Regioselectivity of the Base-Induced Ring Cleavage of 1-Oxygenated Derivatives of Cyclobutabenzene
Gokhale, Abha,Schiess, Peter
, p. 251 - 267 (2007/10/03)
Oxy anions 3 generated from 1,2-dihydrocyclobutabenzen-1-ones 1 through addition of a charged nucleophile or from 1-hydroxy-1,2-dihydrocyclobutabenzenes 2 by deprotonation with base lead to stable products through distal and/or proximal cleavage of the strained four-membered ring via benzyl carbanion 4 and/or aryl carbanion 5. A systematic study of this process reveals the relative stability of the two isomeric carbanions 4 and 5 as a key factor in determining the course of the ring-cleavage reaction. While benzyl carbanions 4 can be trapped with carbon electrophiles, attempts at trapping aryl carbanions 5 with electrophiles other than H+ failed. In protic solvents, the magnesium salt of the tertiary alcohol 2 shows an increased rate of proximal cleavage as compared to its alkali salts.
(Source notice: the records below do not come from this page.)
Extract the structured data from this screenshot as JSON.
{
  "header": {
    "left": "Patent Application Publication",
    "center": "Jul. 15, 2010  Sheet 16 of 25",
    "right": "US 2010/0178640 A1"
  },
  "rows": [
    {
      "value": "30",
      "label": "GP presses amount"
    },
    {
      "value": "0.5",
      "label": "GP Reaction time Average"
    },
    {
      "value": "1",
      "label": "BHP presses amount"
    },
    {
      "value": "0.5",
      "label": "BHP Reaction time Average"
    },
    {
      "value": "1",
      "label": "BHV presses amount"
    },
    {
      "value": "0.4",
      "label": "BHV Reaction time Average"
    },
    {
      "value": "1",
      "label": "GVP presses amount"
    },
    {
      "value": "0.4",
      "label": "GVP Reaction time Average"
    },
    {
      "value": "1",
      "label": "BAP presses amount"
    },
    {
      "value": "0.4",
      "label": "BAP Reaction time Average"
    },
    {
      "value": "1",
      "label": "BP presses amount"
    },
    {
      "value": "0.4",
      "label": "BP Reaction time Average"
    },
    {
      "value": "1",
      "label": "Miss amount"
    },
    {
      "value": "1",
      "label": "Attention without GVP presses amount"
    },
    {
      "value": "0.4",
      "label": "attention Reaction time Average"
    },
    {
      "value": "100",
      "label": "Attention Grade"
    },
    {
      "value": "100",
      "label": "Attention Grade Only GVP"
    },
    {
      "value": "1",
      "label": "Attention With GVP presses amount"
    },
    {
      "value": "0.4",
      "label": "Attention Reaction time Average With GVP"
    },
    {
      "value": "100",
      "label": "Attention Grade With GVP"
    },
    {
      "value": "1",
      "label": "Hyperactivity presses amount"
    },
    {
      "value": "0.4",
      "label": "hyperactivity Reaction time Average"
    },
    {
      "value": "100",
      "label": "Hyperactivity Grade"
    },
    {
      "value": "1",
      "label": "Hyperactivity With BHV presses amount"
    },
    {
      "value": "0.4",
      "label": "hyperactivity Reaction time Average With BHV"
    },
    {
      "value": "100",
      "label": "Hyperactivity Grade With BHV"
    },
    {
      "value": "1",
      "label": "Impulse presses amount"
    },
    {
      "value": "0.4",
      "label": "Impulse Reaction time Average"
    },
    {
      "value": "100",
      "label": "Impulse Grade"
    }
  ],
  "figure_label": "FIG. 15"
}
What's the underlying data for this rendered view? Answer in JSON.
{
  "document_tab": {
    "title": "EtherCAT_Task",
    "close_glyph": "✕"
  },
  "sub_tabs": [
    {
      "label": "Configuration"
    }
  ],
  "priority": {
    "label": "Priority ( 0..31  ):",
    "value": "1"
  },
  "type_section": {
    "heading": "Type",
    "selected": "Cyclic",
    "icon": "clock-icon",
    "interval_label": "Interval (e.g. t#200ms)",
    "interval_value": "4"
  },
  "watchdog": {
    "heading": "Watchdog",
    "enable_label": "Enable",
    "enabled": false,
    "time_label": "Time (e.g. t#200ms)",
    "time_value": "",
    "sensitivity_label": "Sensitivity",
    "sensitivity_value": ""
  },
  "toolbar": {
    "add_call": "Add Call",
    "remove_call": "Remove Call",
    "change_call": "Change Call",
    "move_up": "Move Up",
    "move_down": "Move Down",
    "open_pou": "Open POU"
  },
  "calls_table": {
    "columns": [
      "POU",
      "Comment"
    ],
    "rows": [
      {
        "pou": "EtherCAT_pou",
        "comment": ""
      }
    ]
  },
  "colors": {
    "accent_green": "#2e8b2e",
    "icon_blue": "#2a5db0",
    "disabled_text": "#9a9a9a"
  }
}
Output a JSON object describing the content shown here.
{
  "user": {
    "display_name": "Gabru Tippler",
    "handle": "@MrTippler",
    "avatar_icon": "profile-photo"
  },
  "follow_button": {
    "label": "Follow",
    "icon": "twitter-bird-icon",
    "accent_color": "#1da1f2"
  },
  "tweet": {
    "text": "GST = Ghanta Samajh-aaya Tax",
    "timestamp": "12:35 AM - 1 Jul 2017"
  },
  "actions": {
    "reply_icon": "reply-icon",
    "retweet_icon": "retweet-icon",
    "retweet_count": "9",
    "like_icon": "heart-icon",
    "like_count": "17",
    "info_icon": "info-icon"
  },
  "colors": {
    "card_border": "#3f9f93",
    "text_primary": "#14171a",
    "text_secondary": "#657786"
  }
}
From this, we conclude that, in contrast to benzyl carbanions 4, free aryl carbanions 5 are of transient existence only. Proximal C,C-bond cleavage seems to occur either through protonation of 5 from a fast, reversible equilibrium 3?5 in which 3 strongly predominates, or in protic solvents possibly even through a rate-limiting protonation of 3 at the aromatic C-atom, bypassing free anion 5 altogether. Thus, additional factors other than just the relative stability of isomeric carbanions 4 and 5 are of importance in determining the regiochemistry of the base-induced C,C-bond cleavage in ketones 1 and in alcohols 2.